Identifying Entities

Houston we have a problem

One of the tricky topics to fit into this module has been the topic of database design. This has been tricky for a number of reasons.

Leaving database design this late in the work in my view gives out the message that somehow this aspect of the development is somehow less important than the other parts of the system.

This is in part due to the fact that this is a new module and the material next year will be already written thus available more promptly. In part it is also where the text books tend to place database design within this part of the development life cycle.

Also the way that we have split our analysis of the system is that we have pretty much moved from one layer of the system to the other. We started thinking about the presentation layer by drawing up use cases, next we designed class diagrams to plan our class library it makes sense to finish with designing the data layer using our Entity Relationship Diagrams (ERDs).

We really could however do with more time thinking about the subtleties of the design of the data layer rather than treating it as an after thought before pressing on to the development stage.

Document StandardsChen v UML

There is also another more important problem with designing databases with UML.

In my personal opinion database design was something of an afterthought as the UML was developed.

Entity Relationship Modelling dates back to 1976 when Peter Chen published a paper on the subject.

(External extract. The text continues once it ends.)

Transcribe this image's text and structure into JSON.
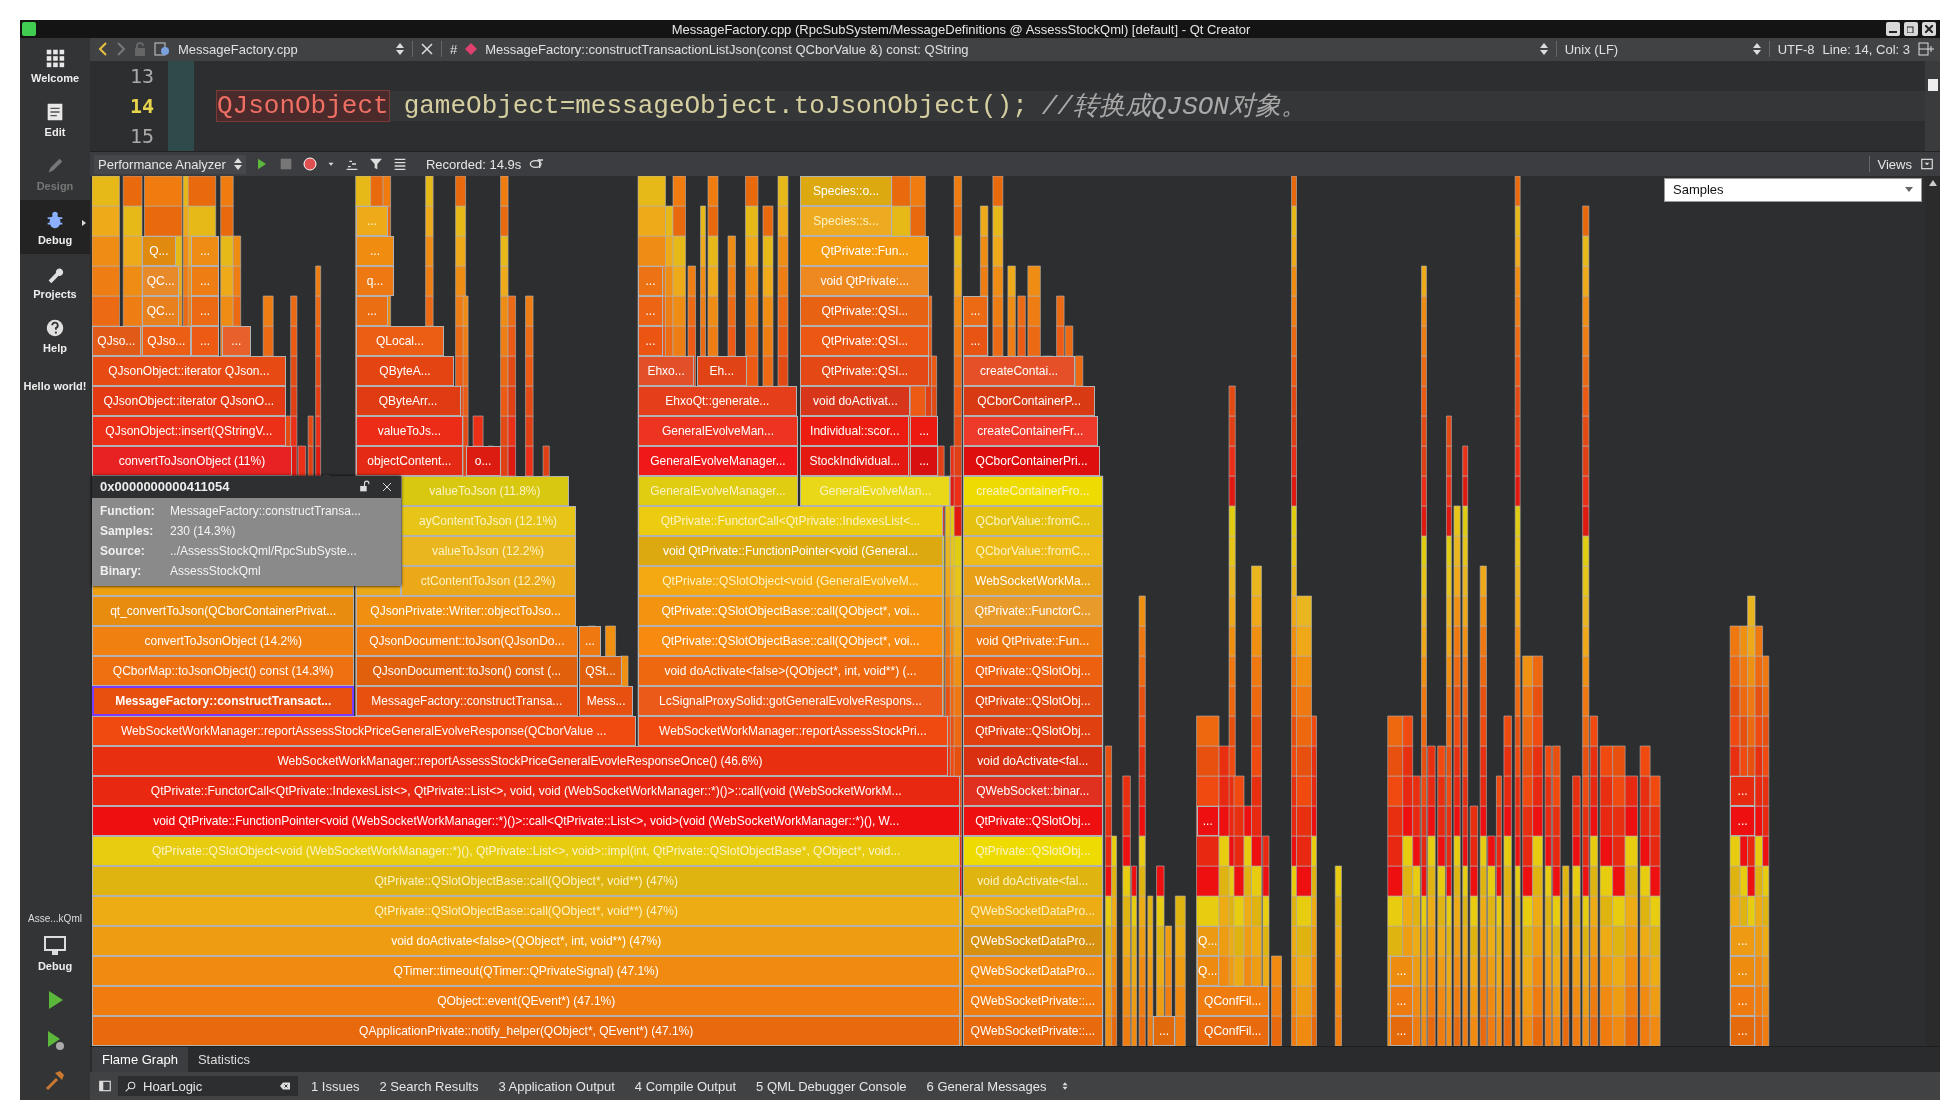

He identified a system of documentation and a set of rules that really help in analysing and designing our entities.

Twenty years later UML comes along to try and rationalise the documentation standards available at the time and produce more standardisation.

This creates three problems, firstly we have multiple documentation standards for modelling entities, secondly I am never personally convinced that the UML standards are as effective in modelling databases and lastly some of you on the first year will have been taught one approach and not the other.

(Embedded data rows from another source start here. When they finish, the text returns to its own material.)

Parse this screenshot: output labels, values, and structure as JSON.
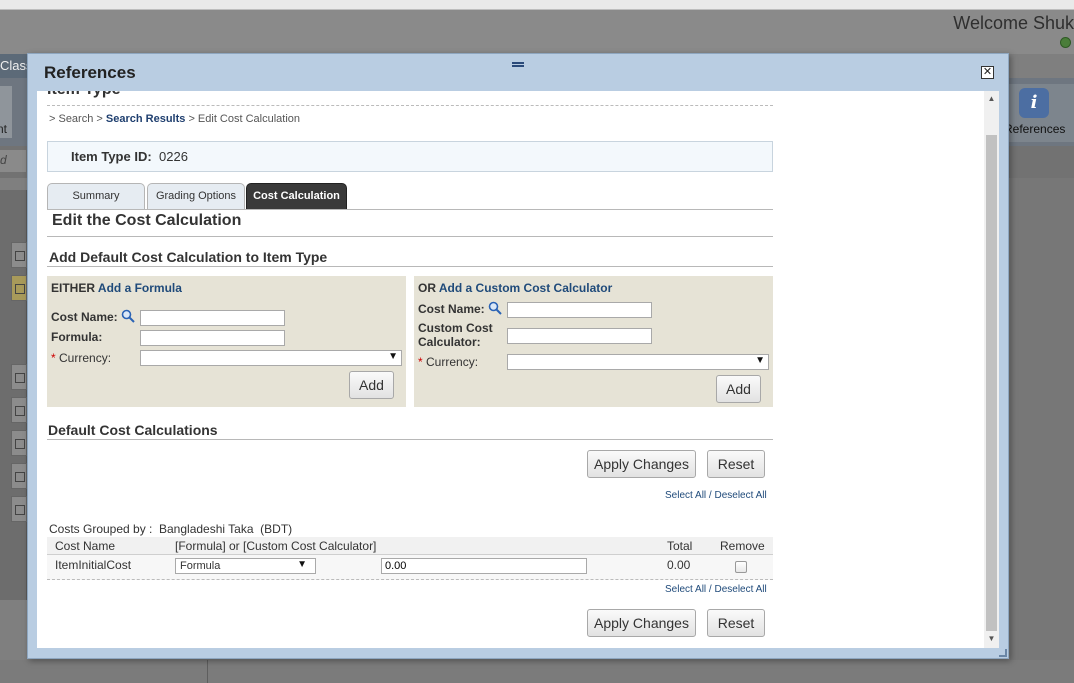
{
  "background": {
    "welcome_text": "Welcome Shuk",
    "class_label": "Class",
    "ribbon_left_label": "nt",
    "references_button_label": "References",
    "search_placeholder": "d"
  },
  "modal": {
    "title": "References",
    "cut_heading": "Item Type",
    "breadcrumb": {
      "prefix": "> Search >",
      "search_results": "Search Results",
      "current": "> Edit Cost Calculation"
    },
    "item_type": {
      "label": "Item Type ID:",
      "value": "0226"
    },
    "tabs": [
      {
        "label": "Summary"
      },
      {
        "label": "Grading Options"
      },
      {
        "label": "Cost Calculation"
      }
    ],
    "page_title": "Edit the Cost Calculation",
    "add_default_title": "Add Default Cost Calculation to Item Type",
    "formula_panel": {
      "either": "EITHER",
      "link": "Add a Formula",
      "cost_name_label": "Cost Name:",
      "cost_name_value": "",
      "formula_label": "Formula:",
      "formula_value": "",
      "required_mark": "*",
      "currency_label": "Currency:",
      "currency_value": "",
      "add_button": "Add"
    },
    "calculator_panel": {
      "or": "OR",
      "link": "Add a Custom Cost Calculator",
      "cost_name_label": "Cost Name:",
      "cost_name_value": "",
      "custom_calc_label_1": "Custom Cost",
      "custom_calc_label_2": "Calculator:",
      "custom_calc_value": "",
      "required_mark": "*",
      "currency_label": "Currency:",
      "currency_value": "",
      "add_button": "Add"
    },
    "default_calcs_title": "Default Cost Calculations",
    "apply_changes": "Apply Changes",
    "reset": "Reset",
    "select_all": "Select All",
    "separator": "/",
    "deselect_all": "Deselect All",
    "grouped_by_label": "Costs Grouped by :",
    "grouped_by_value": "Bangladeshi Taka  (BDT)",
    "table": {
      "columns": [
        "Cost Name",
        "[Formula] or [Custom Cost Calculator]",
        "Total",
        "Remove"
      ],
      "rows": [
        {
          "cost_name": "ItemInitialCost",
          "type": "Formula",
          "formula_value": "0.00",
          "total": "0.00",
          "remove": false
        }
      ]
    }
  },
  "colors": {
    "modal_header": "#b9cde2",
    "panel_bg": "#e6e3d6",
    "link": "#1f4a7a",
    "active_tab": "#3a3a3a",
    "required": "#cc0000"
  }
}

There are three documentation standards currently to be aware of.

The Chen Notation

An example of the Chen notation is as follows.

In this example we are stating that a house is on one site.

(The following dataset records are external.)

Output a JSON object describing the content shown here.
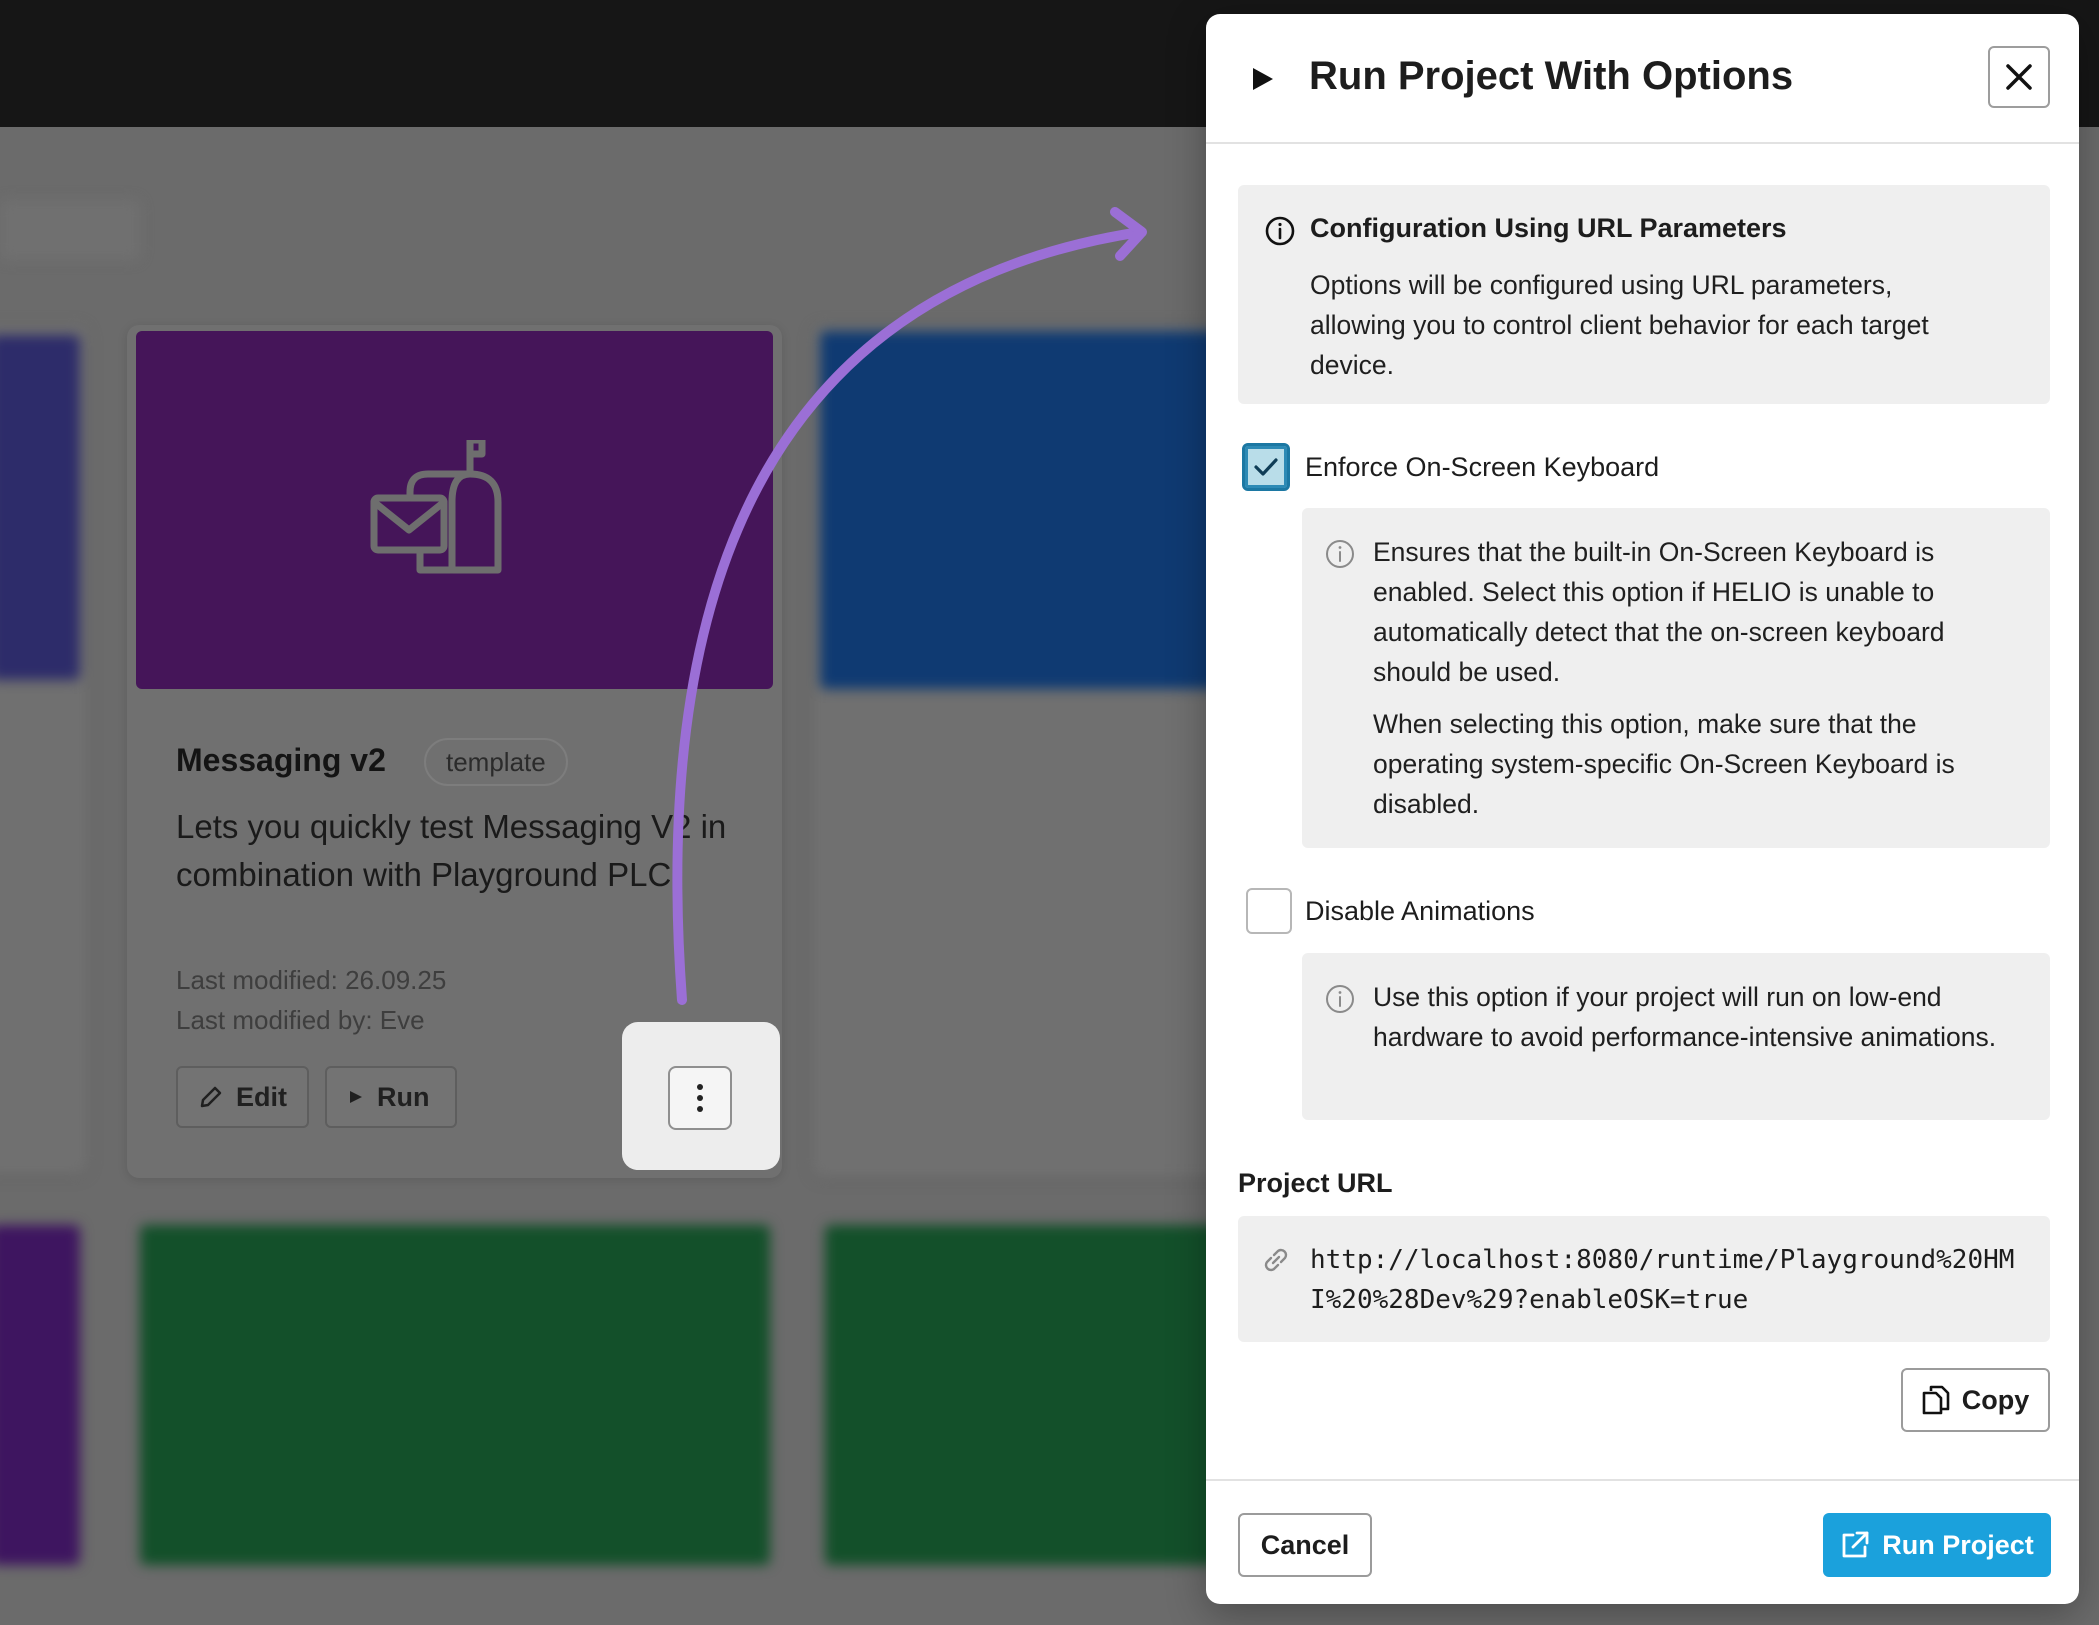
{
  "background": {
    "card": {
      "title": "Messaging v2",
      "tag": "template",
      "description": "Lets you quickly test Messaging V2 in combination with Playground PLC",
      "last_modified": "Last modified: 26.09.25",
      "last_modified_by": "Last modified by: Eve",
      "edit_label": "Edit",
      "run_label": "Run"
    }
  },
  "modal": {
    "title": "Run Project With Options",
    "info": {
      "title": "Configuration Using URL Parameters",
      "text": "Options will be configured using URL parameters, allowing you to control client behavior for each target device."
    },
    "options": [
      {
        "label": "Enforce On-Screen Keyboard",
        "checked": true,
        "help": [
          "Ensures that the built-in On-Screen Keyboard is enabled. Select this option if HELIO is unable to automatically detect that the on-screen keyboard should be used.",
          "When selecting this option, make sure that the operating system-specific On-Screen Keyboard is disabled."
        ]
      },
      {
        "label": "Disable Animations",
        "checked": false,
        "help": [
          "Use this option if your project will run on low-end hardware to avoid performance-intensive animations."
        ]
      }
    ],
    "url_label": "Project URL",
    "url": "http://localhost:8080/runtime/Playground%20HMI%20%28Dev%29?enableOSK=true",
    "copy_label": "Copy",
    "cancel_label": "Cancel",
    "run_label": "Run Project"
  },
  "colors": {
    "accent": "#1ba1dc",
    "checkbox_border": "#1c78a3",
    "annotation_arrow": "#9b6fd6",
    "thumb_purple": "#451559"
  }
}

A house must be on a site.

A site may or may not have many houses.

This form of notation is a powerful tool in describing the relationship of one entity to another. The main difficulty people new to the notation find is how to read and write in this way.

The dots indicate the membership class of related entities.

They are read like so…

And the return journey…

This seems pretty straightforward however when new to the notation there is a tendency to get the structure confused.

The Crows Foot Notation

The Crows Foot Notation is not dissimilar to the Chen Notation however it doesn’t allow you to specify the membership class of associated entities.

(The membership class is represented in Chen by the dots bolted on to the entities)

Here our house - site relationship would be represented as follows.

The degrees of association are represented like so.

UML Notation

The last notation style you might come across is the UML notation.

This is pretty much the same as the notation we use for describing classes.

Here our house - site relationship would be represented as follows.

Possibly easier to read than the crows foot notation however it also lacks the opportunity to specify membership class as per the Chen notation.

Which is best?

To some degree it comes down to familiarity and personal preference.

It also comes down to what standard you are told to use and in our case which standard the software we are using i.e. Enterprise Architect “encourages” us to use.

For this module we will be using the Crows Foot notation for the main reason that it is supported by Enterprise Architect.

This brings us on to another point of confusion and misunderstanding in designing our database.

What is the Difference between a Class and an Entity?

It really doesn’t help much when we have two documentation standards that look so similar.

The class diagram…

The ER Diagram…

The rectangular boxes are inevitably going to look pretty similar until the subtleties are fully appreciated.

So what are the differences?

Classes do not persist

Classes are ultimately implemented as objects.

Objects exist in RAM for the duration of the function or program where they have scope. When the function or program ends the object ceases to exist.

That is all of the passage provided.